Can Fort Worth’s historic T&P Warehouse be saved? Building’s fate will soon be decided.
The fate of the downtown historic landmark T&P Warehouse may be determined next month.
The shuttered building at West Lancaster and Jennings avenues has sat vacant for decades — and now the city is seeking to understand whether the building can be “reasonably rehabilitated.”
The city of Fort Worth’s Historic and Cultural Landmarks Commission will determine Sept. 11 whether the property at 401 W. Lancaster Ave. can be restored or revitalized.
The commission had originally intended to hear the case in mid-August, but it was tabled for a month.
Downtown Fort Worth, Inc., the nonprofit planning organization, passed a formal resolution in July urging redevelopment of the shuttered warehouse, built in 1931 on the south end of downtown.
Fort Worth city officials began conducting a structural inspection of the eight-story property in March. An engineering firm, Frank W. Neal and Associates, recommended in June more than $2 million in structural repairs after several code violations and decades of neglect.
Structural repair costs would only address health and safety standards and are separate from any unknown costs of renovations to revitalize the building.

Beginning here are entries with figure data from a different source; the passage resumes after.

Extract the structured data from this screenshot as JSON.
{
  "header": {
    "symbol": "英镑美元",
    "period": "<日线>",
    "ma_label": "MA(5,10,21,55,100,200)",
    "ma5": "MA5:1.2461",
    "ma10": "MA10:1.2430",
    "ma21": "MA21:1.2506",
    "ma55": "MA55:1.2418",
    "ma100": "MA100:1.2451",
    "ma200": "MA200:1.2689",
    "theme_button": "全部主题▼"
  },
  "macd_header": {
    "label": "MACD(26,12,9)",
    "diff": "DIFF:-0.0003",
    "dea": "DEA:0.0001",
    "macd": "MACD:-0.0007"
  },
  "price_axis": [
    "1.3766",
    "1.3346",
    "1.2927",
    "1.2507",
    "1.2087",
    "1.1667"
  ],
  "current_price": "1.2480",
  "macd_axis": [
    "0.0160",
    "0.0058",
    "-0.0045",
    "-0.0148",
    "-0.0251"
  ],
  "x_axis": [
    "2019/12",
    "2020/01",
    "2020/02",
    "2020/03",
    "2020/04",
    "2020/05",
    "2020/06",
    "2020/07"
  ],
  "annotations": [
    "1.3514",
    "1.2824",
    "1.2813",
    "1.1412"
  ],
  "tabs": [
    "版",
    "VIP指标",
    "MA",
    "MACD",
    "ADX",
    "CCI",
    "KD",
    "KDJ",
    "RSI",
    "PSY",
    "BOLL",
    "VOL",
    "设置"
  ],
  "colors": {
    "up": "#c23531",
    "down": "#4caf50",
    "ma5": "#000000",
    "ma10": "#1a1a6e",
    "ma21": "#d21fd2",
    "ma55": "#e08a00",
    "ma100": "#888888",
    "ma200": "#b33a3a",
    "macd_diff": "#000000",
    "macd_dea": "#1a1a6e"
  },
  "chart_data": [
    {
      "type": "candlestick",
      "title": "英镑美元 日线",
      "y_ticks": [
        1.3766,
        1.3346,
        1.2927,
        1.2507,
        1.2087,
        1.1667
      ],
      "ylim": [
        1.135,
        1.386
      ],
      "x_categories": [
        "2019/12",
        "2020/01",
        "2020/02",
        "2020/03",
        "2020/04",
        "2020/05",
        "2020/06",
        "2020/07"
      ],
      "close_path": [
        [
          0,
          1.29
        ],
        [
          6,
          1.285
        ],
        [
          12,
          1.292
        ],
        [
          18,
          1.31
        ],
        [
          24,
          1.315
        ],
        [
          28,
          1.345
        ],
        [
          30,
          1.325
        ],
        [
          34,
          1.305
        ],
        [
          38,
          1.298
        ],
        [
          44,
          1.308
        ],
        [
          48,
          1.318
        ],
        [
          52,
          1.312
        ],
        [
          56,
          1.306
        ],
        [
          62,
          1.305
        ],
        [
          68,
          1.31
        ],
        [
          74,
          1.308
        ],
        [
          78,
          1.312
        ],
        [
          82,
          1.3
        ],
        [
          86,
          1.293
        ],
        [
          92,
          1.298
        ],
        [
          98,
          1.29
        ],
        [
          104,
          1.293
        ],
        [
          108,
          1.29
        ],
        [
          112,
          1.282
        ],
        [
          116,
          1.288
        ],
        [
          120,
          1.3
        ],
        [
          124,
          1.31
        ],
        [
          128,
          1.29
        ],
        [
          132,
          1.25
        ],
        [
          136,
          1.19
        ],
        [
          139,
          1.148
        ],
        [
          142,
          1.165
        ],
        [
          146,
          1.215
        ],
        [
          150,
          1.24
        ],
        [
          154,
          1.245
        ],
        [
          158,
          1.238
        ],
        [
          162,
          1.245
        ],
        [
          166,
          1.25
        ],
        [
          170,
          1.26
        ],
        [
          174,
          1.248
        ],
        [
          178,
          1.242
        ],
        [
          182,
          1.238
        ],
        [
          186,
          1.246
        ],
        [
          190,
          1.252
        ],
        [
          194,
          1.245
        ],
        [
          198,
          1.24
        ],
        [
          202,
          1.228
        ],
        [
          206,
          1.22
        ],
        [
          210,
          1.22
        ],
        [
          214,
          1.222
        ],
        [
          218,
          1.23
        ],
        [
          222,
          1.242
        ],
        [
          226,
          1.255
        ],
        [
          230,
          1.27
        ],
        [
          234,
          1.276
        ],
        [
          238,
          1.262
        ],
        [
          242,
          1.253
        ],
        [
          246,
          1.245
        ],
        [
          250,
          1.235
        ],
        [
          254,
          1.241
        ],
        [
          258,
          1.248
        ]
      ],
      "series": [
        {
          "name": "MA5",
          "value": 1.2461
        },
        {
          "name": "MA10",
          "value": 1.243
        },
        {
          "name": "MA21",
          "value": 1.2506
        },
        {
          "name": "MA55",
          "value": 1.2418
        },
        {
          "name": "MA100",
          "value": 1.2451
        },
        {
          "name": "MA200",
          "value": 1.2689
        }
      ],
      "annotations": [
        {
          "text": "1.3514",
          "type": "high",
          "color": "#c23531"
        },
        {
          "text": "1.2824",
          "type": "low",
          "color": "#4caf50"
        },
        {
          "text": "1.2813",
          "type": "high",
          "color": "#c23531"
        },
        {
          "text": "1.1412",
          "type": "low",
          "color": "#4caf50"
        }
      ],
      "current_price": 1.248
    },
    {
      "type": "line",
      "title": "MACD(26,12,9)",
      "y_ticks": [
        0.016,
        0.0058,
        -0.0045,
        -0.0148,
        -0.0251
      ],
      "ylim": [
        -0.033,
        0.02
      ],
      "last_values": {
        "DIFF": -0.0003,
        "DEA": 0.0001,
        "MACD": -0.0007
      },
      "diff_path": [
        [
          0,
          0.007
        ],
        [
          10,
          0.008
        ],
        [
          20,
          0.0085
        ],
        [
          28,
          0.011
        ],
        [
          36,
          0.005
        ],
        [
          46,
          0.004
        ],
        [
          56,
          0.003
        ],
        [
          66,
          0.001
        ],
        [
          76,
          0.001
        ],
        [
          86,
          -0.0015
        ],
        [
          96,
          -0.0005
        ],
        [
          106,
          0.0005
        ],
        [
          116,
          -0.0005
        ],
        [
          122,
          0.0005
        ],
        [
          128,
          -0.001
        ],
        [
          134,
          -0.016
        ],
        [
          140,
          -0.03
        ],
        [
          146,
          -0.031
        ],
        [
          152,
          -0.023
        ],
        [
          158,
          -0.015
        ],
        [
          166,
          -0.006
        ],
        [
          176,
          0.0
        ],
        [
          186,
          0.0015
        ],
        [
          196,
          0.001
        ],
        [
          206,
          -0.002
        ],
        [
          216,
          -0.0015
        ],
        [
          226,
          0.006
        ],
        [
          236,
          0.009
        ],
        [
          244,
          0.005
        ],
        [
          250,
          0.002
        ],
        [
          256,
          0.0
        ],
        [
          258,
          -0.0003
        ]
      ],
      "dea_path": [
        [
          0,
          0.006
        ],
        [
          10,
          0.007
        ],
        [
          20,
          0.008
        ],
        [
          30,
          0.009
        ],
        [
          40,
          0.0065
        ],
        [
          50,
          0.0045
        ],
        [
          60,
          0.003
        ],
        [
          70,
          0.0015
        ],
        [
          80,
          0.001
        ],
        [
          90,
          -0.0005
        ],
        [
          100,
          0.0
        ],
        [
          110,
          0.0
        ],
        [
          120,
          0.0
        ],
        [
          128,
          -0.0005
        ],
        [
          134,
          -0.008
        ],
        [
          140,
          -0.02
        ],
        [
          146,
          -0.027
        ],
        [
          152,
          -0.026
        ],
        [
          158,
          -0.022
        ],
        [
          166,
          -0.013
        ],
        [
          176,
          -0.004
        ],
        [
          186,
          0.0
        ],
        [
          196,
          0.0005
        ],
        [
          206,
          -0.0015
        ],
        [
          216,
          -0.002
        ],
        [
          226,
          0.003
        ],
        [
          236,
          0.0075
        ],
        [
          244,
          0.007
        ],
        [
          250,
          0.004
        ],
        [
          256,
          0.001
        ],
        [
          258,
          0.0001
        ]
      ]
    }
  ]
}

“The T&P Warehouse is an important historic asset and its restoration and redevelopment are long overdue — so much so that the building’s continuing deterioration is cause for great concern,” Andy Taft, president of Downtown Fort Worth Inc., told the Star-Telegram in July. “The city is right to elevate the condition of the building as a civic priority, and we are supportive of anything the city can do to advance this building’s productive return.”
While the T&P Warehouse sits vacant, new development is booming nearby in what’s known as the Downtown Lancaster Corridor.
Over the years, the T&P Warehouse owner has touted plans for redevelopment, but none have come to fruition.
Tom Hanley, a retired real estate auctioneer, worked in the T&P Warehouse in the late 1970s and early ‘80s with Eaton Corp. To his knowledge, the company was one of the last to occupy the warehouse before it eventually shuttered.
Even in the early 1980s, the warehouse was an “old building way past its prime” and described the property as “functionally obsolete,” Hanley told the Star-Telegram.
“Nearly 90% of the building was unoccupied and just hanging by a thread in terms of functionality,” Hanley said. “Here it is 43 years later, and it’s even more nonfunctional.”
Hanley recalls the freight elevators occasionally falling from the seventh floor, where he worked.
“The one warehouseman that was still with the property would fall with it, and it was pretty crazy,” Hanley said. “Some of our warehousemen were in the elevators when they fell. The property owner at the time just wasn’t maintaining it.”
Hanley also said elevators at the time were “antiquated” and workers had to be careful getting on and off of them to not get their clothes caught in the doors.
“It was pretty dangerous,” Hanley said. “Those were the days when OSHA was still in its infancy.”
Hanley said he was fresh out of college at the time and wasn’t in the mindset to make a complaint, but he looks back and realizes now something should have been done to solve the issues.